Friday, June 7, 2013

158: Hush



ENTRY 158: Hush

Capture is worse than death, in many ways. There’s not a lot that can be done to an ego after death. Of course, these days death is cheaper than ever—and with cortical stacks, an unfriendly can dismantle you a thousand ways and still have a back-up copy to play with.

Interrogation techniques have come a long way. Physical torture, sleep deprivation, all the “enhanced interrogation” techniques are primitive, generally counterproductive, and with no guarantee of results—no matter how unpleasant your preferred method is, there’s never any way of knowing that you’ve got the truth out of somebody, because after suffering enough an ego will say anything—do anything—to make it stop. They’ll repeat back what you want to hear. They’ll read what you want them to read in front of the camera. All to make it go away.

For some people, that’s enough. For the rest, things get clinical. Statistics and biometrics (or psychometrics, for synthmorphs) are still the preferred “soft” methods; “hard” interrogations skip the foreplay and go straight to brainhacking, but not everyone has the skill and tech for that. Torture may be cathartic to the sadist’s soul, but ultimately useless, often distorting and degrading the very memories they seek to uncover. Statistical interrogation involves simply getting the subject to talk, and continue to talk. Their speech (or text signal) is recorded and analyzed, compared against their metrics, weighted with probabilities; new questions are asked. The more they talk, even if it has nothing to do with the subject of interest, the more data they feed into the machines. In time, after the database is built up enough, they won’t even need you to speak. They’ll ask the questions, and your reactions will be enough to tell them what they want to know. It’s a science, and it isn’t perfect, but it’s close enough. The software is free, anybody can download it off the Mesh.
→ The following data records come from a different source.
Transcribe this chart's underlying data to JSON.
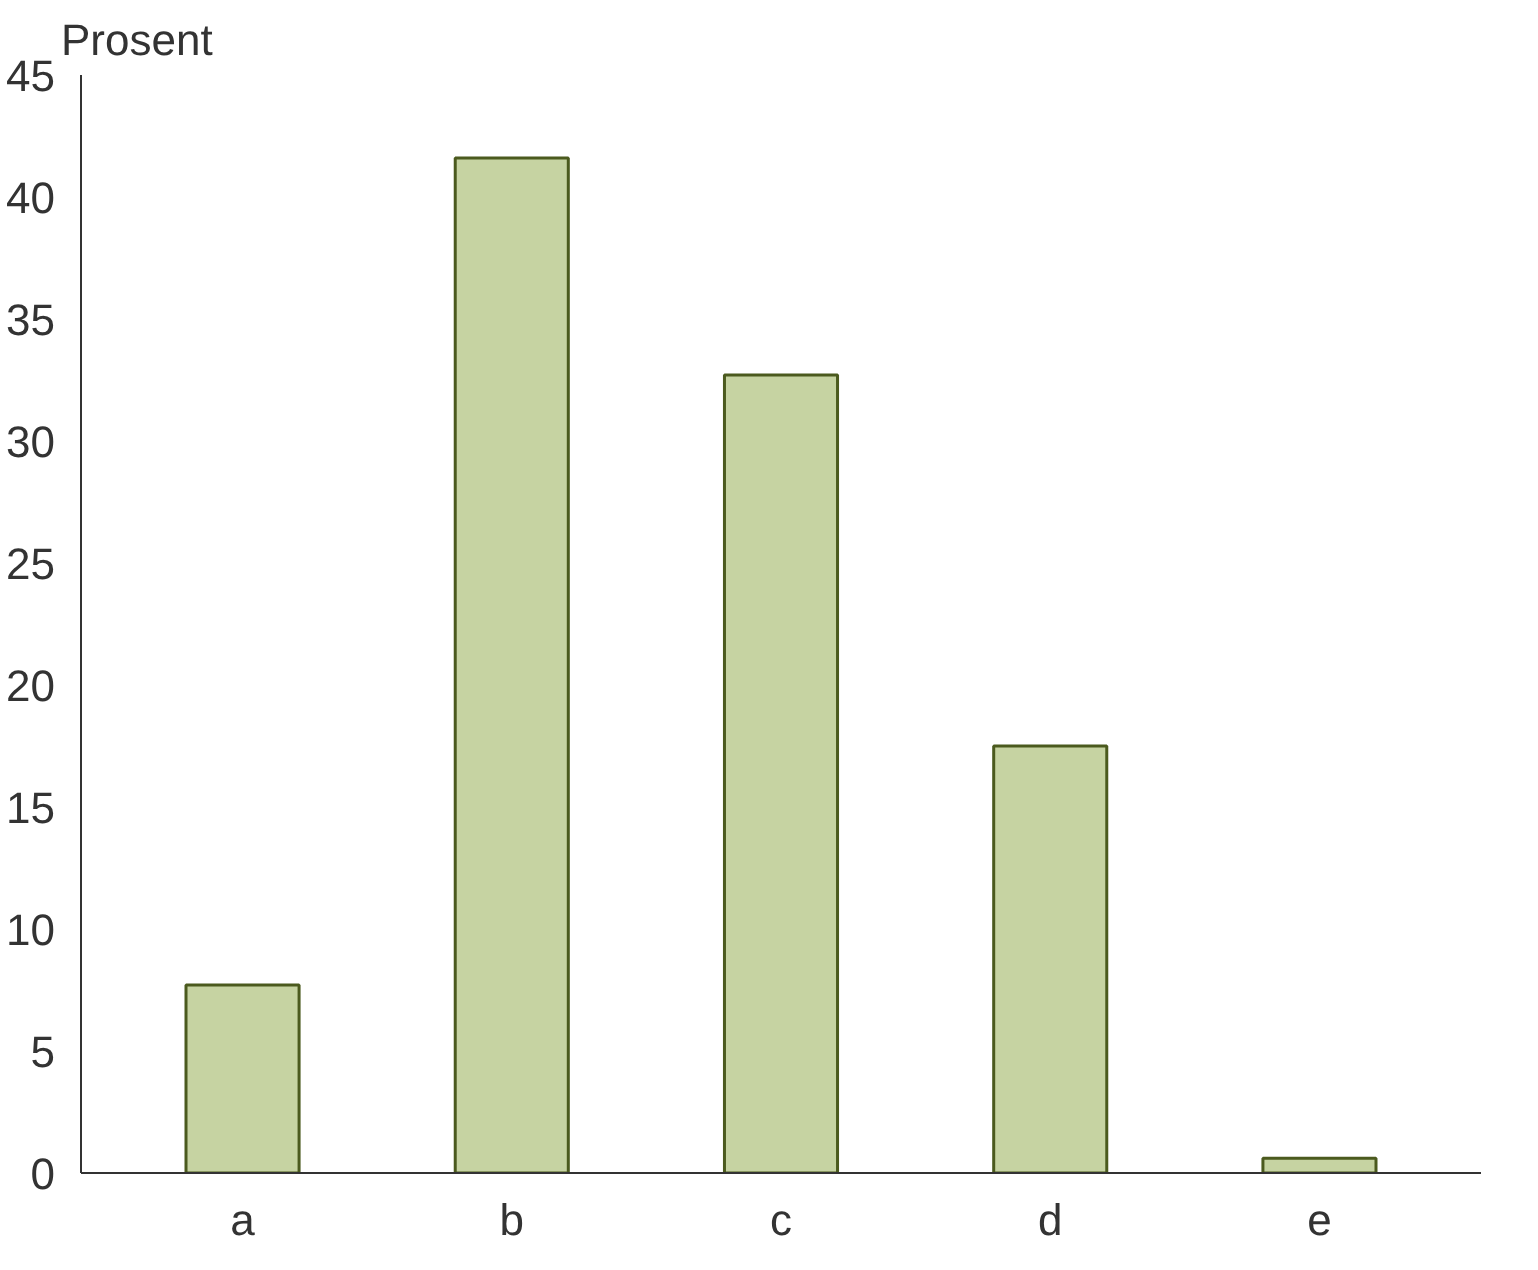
{
  "chart_data": {
    "type": "bar",
    "ylabel": "Prosent",
    "categories": [
      "a",
      "b",
      "c",
      "d",
      "e"
    ],
    "values": [
      7.7,
      41.6,
      32.7,
      17.5,
      0.6
    ],
    "color": "#c6d3a2",
    "ylim": [
      0,
      45
    ],
    "yticks": [
      0,
      5,
      10,
      15,
      20,
      25,
      30,
      35,
      40,
      45
    ],
    "grid": false
  }
}
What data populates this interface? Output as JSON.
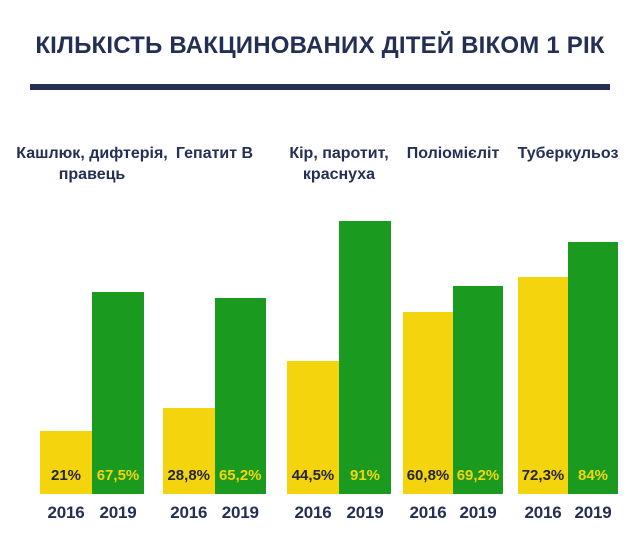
{
  "colors": {
    "background": "#FFFFFF",
    "navy": "#242F55",
    "bar2016": "#F4D40C",
    "bar2019": "#1A9B20",
    "label2016": "#232733",
    "label2019": "#F4D40C"
  },
  "chart_data": {
    "type": "bar",
    "title": "КІЛЬКІСТЬ ВАКЦИНОВАНИХ ДІТЕЙ ВІКОМ 1 РІК",
    "categories": [
      "Кашлюк, дифтерія, правець",
      "Гепатит В",
      "Кір, паротит, краснуха",
      "Поліомієліт",
      "Туберкульоз"
    ],
    "category_display": [
      "Кашлюк, дифтерія,\nправець",
      "Гепатит В",
      "Кір, паротит,\nкраснуха",
      "Поліомієліт",
      "Туберкульоз"
    ],
    "series": [
      {
        "name": "2016",
        "color": "#F4D40C",
        "values": [
          21,
          28.8,
          44.5,
          60.8,
          72.3
        ],
        "value_labels": [
          "21%",
          "28,8%",
          "44,5%",
          "60,8%",
          "72,3%"
        ]
      },
      {
        "name": "2019",
        "color": "#1A9B20",
        "values": [
          67.5,
          65.2,
          91,
          69.2,
          84
        ],
        "value_labels": [
          "67,5%",
          "65,2%",
          "91%",
          "69,2%",
          "84%"
        ]
      }
    ],
    "ylim": [
      0,
      100
    ],
    "grid": false,
    "legend_position": "none",
    "value_label_position": "inside-bottom",
    "x_tick_labels_per_group": [
      "2016",
      "2019"
    ]
  }
}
Organizations whose employees are likely targets of capture and interrogation know the risks, and at some point they take their people aside and give them a sit-down talk on the realities of it. Instructions differ at this point; compassionate employers tell them to spill everything immediately, less compassionate agencies offer a variety of self-destruct implants. Realistic employers stress only the possibility of holding out as long as possible; for soft interrogations, this means screwing with the data that the sensors and software are getting. Garbage in, garbage out. The preferred option for those that can afford it is Hush.

Hush Mechanics

Type
Application
Duration
Addiction Modifier
Addiction Type
Cost
Nano/
Narcoalgorithm
INH, O
Special
+0
Mental
High

Hush is a narcoalgorithm and nanodrug that institutes a controlled form of neural damage which causes the user to operate under the delusion that whatever they say is the truth. The user is under no compulsion from the drug to give out information, but at the same time any statement they make they will perceive as true, no matter how false or ridiculous it may actually be—even if the subject had intended to make a false statement, in the process of making it they will become absolutely convinced of its truth. As the subject never gives off the signals that indicate lying to interrogation software, “soft” interrogation becomes exceedingly more difficult against the subject (-30 modifier to Interrogation tests). The effects of Hush are permanent, though they may be removed with psychosurgery. At the gamemaster’s discretion, cognitive dissonance from the subject believing too many contrary “facts” may cause additional mental stress to the Hush user.